COLUMBIA — The state Department of Education’s takeover of two long-failing schools in tiny Timmonsville represents only the second time in 18 years that the agency has used its authority under South Carolina’s accountability law.
Authorities say they welcome state intervention at rural Florence County School District 4’s elementary and middle schools but caution it won’t bring a quick turnaround.
“They can’t do it overnight,” Tom Ewart, who represents Florence County on the state Board of Education, recently told The Associated Press.
He applauded state Superintendent Molly Spearman for “stepping in and recognizing the district needs help.”
Last month, the board voted unanimously to approve Spearman’s request to declare a state of emergency at the schools. The declaration allowed the state to remove principals and assume control.

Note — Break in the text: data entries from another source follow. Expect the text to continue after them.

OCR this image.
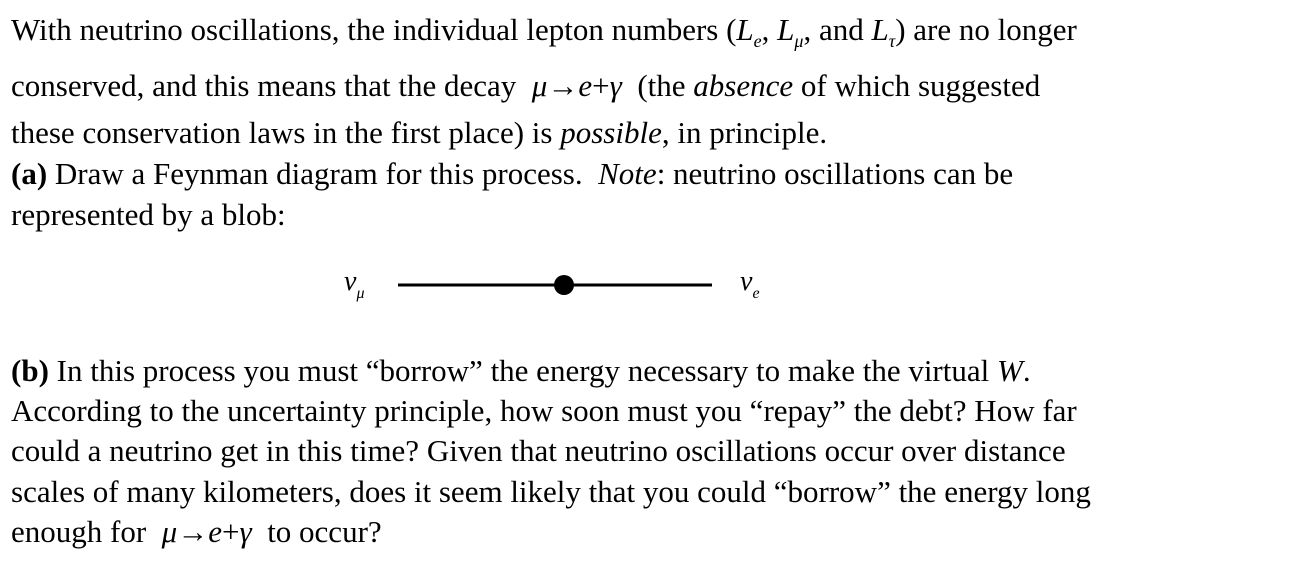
With neutrino oscillations, the individual lepton numbers ($L_e$, $L_\mu$, and $L_\tau$) are no longer
conserved, and this means that the decay μ→e+γ (the absence of which suggested
these conservation laws in the first place) is possible, in principle.
(a) Draw a Feynman diagram for this process. Note: neutrino oscillations can be
represented by a blob:
$\nu_\mu$	$\nu_e$
(b) In this process you must “borrow” the energy necessary to make the virtual W.
According to the uncertainty principle, how soon must you “repay” the debt? How far
could a neutrino get in this time? Given that neutrino oscillations occur over distance
scales of many kilometers, does it seem likely that you could “borrow” the energy long
enough for μ→e+γ to occur?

It’s a tactic Spearman’s predecessors have avoided since state control of Allendale County schools ended in 2007 with little improvement in student test scores. Despite the eight-year effort, the state’s poorest district still earned the state’s lowest report card grade.
Spearman says that, unlike in Allendale, she has the support of Florence 4’s school board members, who retain control of the high school and district office operations.
“So far, collaboration has been great,” board chairman Richard Hodges said Monday.
Parents are supportive, too, he said: “It was a little shocking at first, but now everybody has settled in. The facts are the facts. ... But things are looking up.”
Brockington Elementary has received an “at risk” rating, the state’s worst, annually since 2004. In that same period, Johnson Middle also was rated at risk every year except 2009, when it posted a “below average” performance grade. The high school — and therefore the entire district — wasn’t eligible for takeover because it hasn’t been rated as at risk since 2012.
The district’s accreditation remains on probation. Its finances are a mess, too. Record-keeping is so poor that an auditing firm refused to give an opinion of the district’s financial statements, the report said.
A day after the takeover, on March 9, Florence 4’s board fired then-Superintendent Andre Boyd, who could not be reached for comment.
Hodges said his vote came down to the possibility of the district losing its accreditation, which would have meant students couldn’t receive a diploma.
“Someone had to be accountable,” he said. “You can’t blame the parents.”
The board then hired Zona Jefferson, the retired superintendent of Sumter County schools, as interim superintendent at the state agency’s recommendation.
“They asked me to accept the challenge of ensuring students here have an opportunity for a good education, and I took the challenge,” she said.
Nearly all of the district’s 700 students live in poverty. Improvement will require addressing students’ educational and experience deficits while expecting them to succeed. It will also require attracting and retaining high-quality educators, said Jefferson, who plans to stay in the job less than a year.
The state’s help includes training and money. Specifics are under negotiation.
The agency notified the elementary and middle school principals last week they can teach next school year instead. An agreement with the local board is in the works on what benchmarks must be met for the emergency to be lifted, department spokesman Dino Teppara said.
As for the last attempt, the state took over Allendale County schools a year after legislators passed the 1998 Education Accountability Act.
In 2007, then-Superintendent Inez Tenenbaum said the experience showed the difficulties of raising academic achievement in a district where nearly every child lives in poverty, and a “belligerent” school board made the job even tougher.
But she said the state did succeed in making Allendale — where teachers once wondered if they’d get paid — financially stable, cleaned up the rundown schools, instilled order, filled vacancies and trained teachers.
That district’s latest report card grade is below average.